An appellate court decision about the online biz review site Yelp has many consumers up in arms. A San Francisco court ruled this month that the Yelp has the right, but not the obligation, to charge businesses to push positive reviews up, and negative reviews down. This recent decision by the 9th Circuit Court follows an appeal from a lower court decision that also said, in a nutshell, that Yelp is a commercial for-profit entity that has a right to set a price to display favorable reviews, and that the businesses being reviewed do not have a right to a positive review. While Yelp adamantly maintains that they have never given higher ratings to paying clients (despite much criticism to the contrary from small business owners who say their positive reviews disappeared when they refused to pay Yelp), the decision was viewed as a victory for online review sites like Yelp who may wish to engage in a “pay for play” with small business who pay for preferential treatment.
Critics say such decisions will have a chilling effect on the democratic voice of the web, where even the biggest corporations can’t hide from the “little guy” with a valid complaint to share with anyone who will listen. The online community provides a massive forum for people with complaints, both legitimate and illegitimate, to voice their displeasure with a company to be heard world-wide. If companies are able to stifle complaining voices of dissent, the story goes, then Big Business will be able to silence complaints by writing a check, while small business will still be subject to having their entire business destroyed by one online bashing from a disgruntled customer.
As an attorney, I view the decision by the court largely as one of common sense. While Yelp may protest that they do not engage in the business of sanitizing the reviews of companies who also happen to be paying them a monthly fee, it should come as no surprise that a for-profit business has a legal right to choose what methods are used to determine which reviews are posted on their own site, whether they stand to make a profit or not. Likewise, I don’t think any group of small businesses with a bunch of negative anonymous reviews posted online about them have a right to force any website to only include the “good” ones, under the threat of legal action. That seems to go against the freedom of expression we have come to expect online, maybe even more than any right a company like Yelp has to hide positive reviews unless a business customer pays a fee.

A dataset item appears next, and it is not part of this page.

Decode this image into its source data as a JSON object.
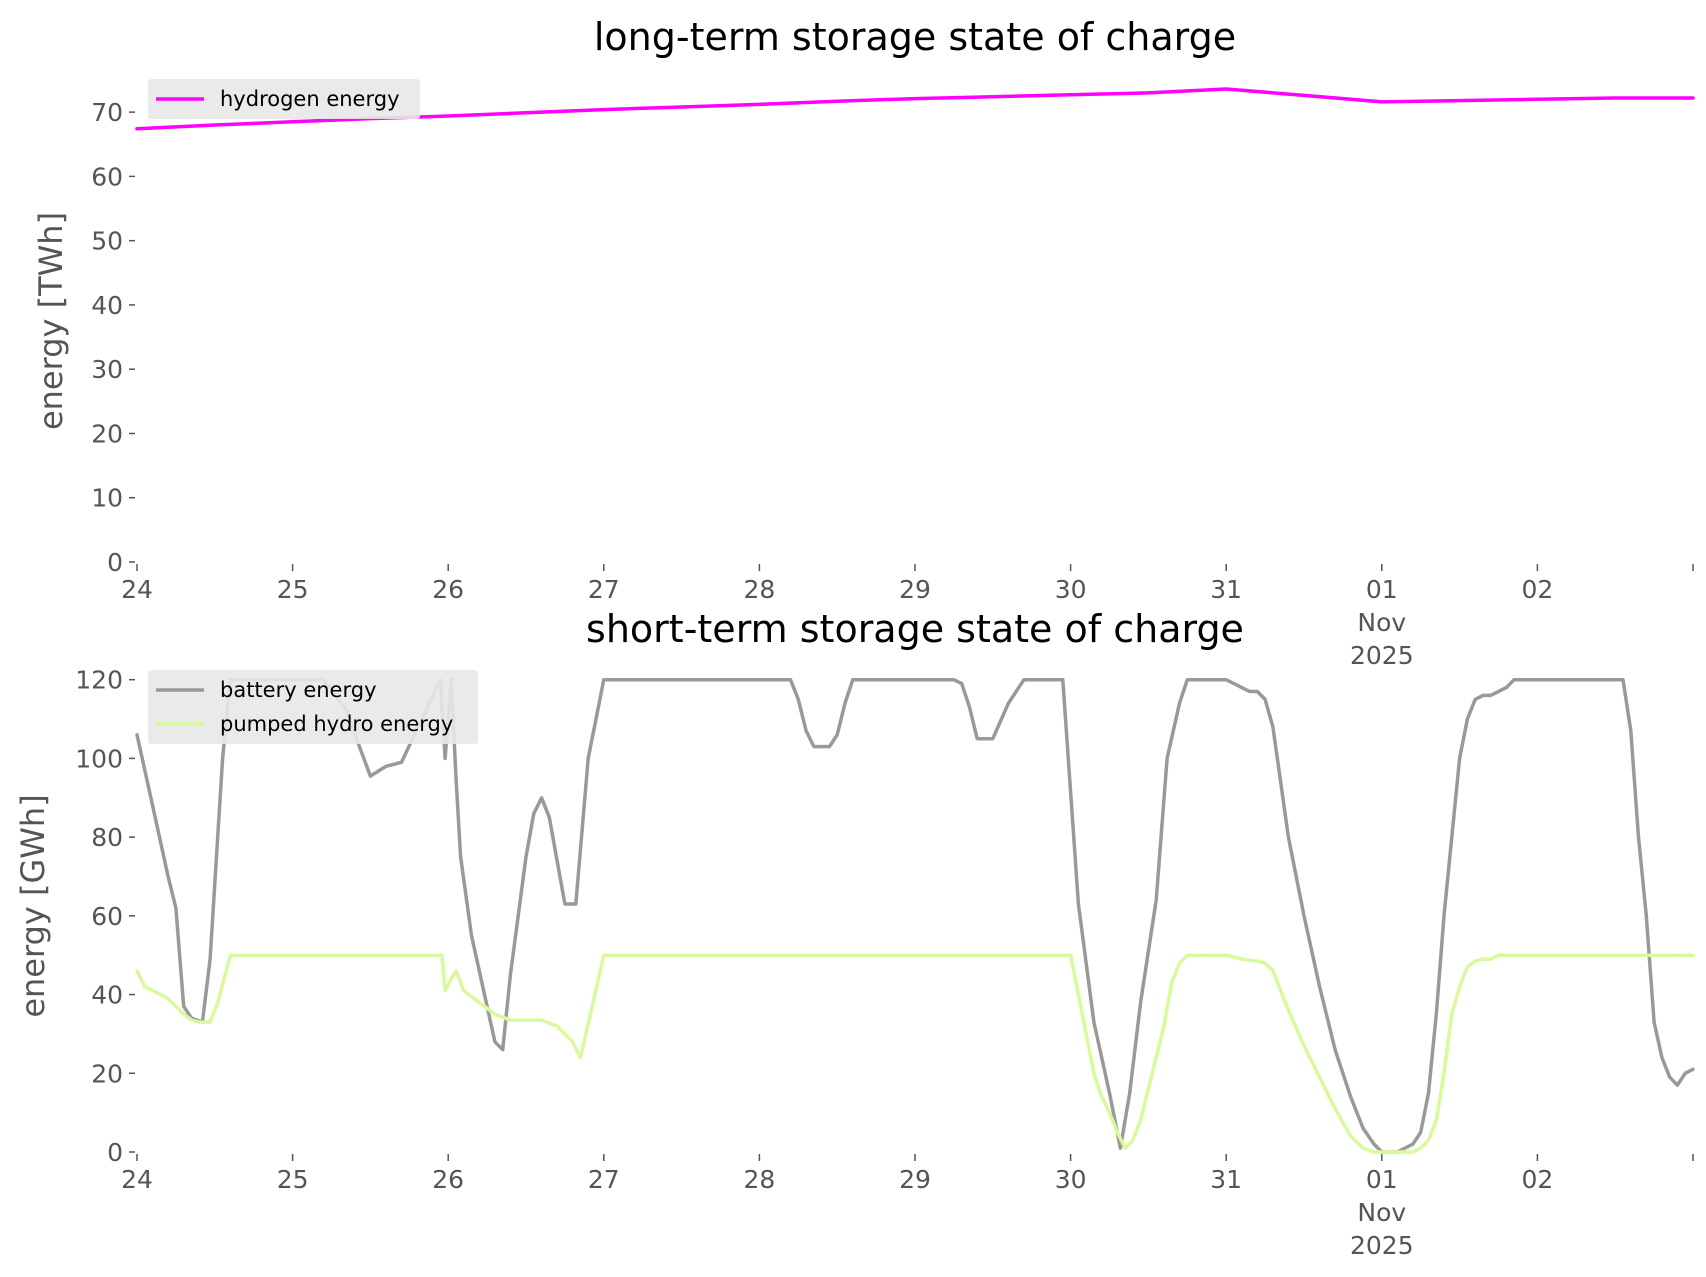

Personally, I take any online review I read (especially from “anonymous” posters that may have a personal vendetta against a business) with a grain of salt, and you should too. For every valid complaint shining light on a bad business practice, there is another anonymous post railing against a business that was actually written by a competitor to the business. You should never put stock into any anonymous review without considering the motives of the person who wrote it, and the motives of the businesses who want it hidden from the light of day.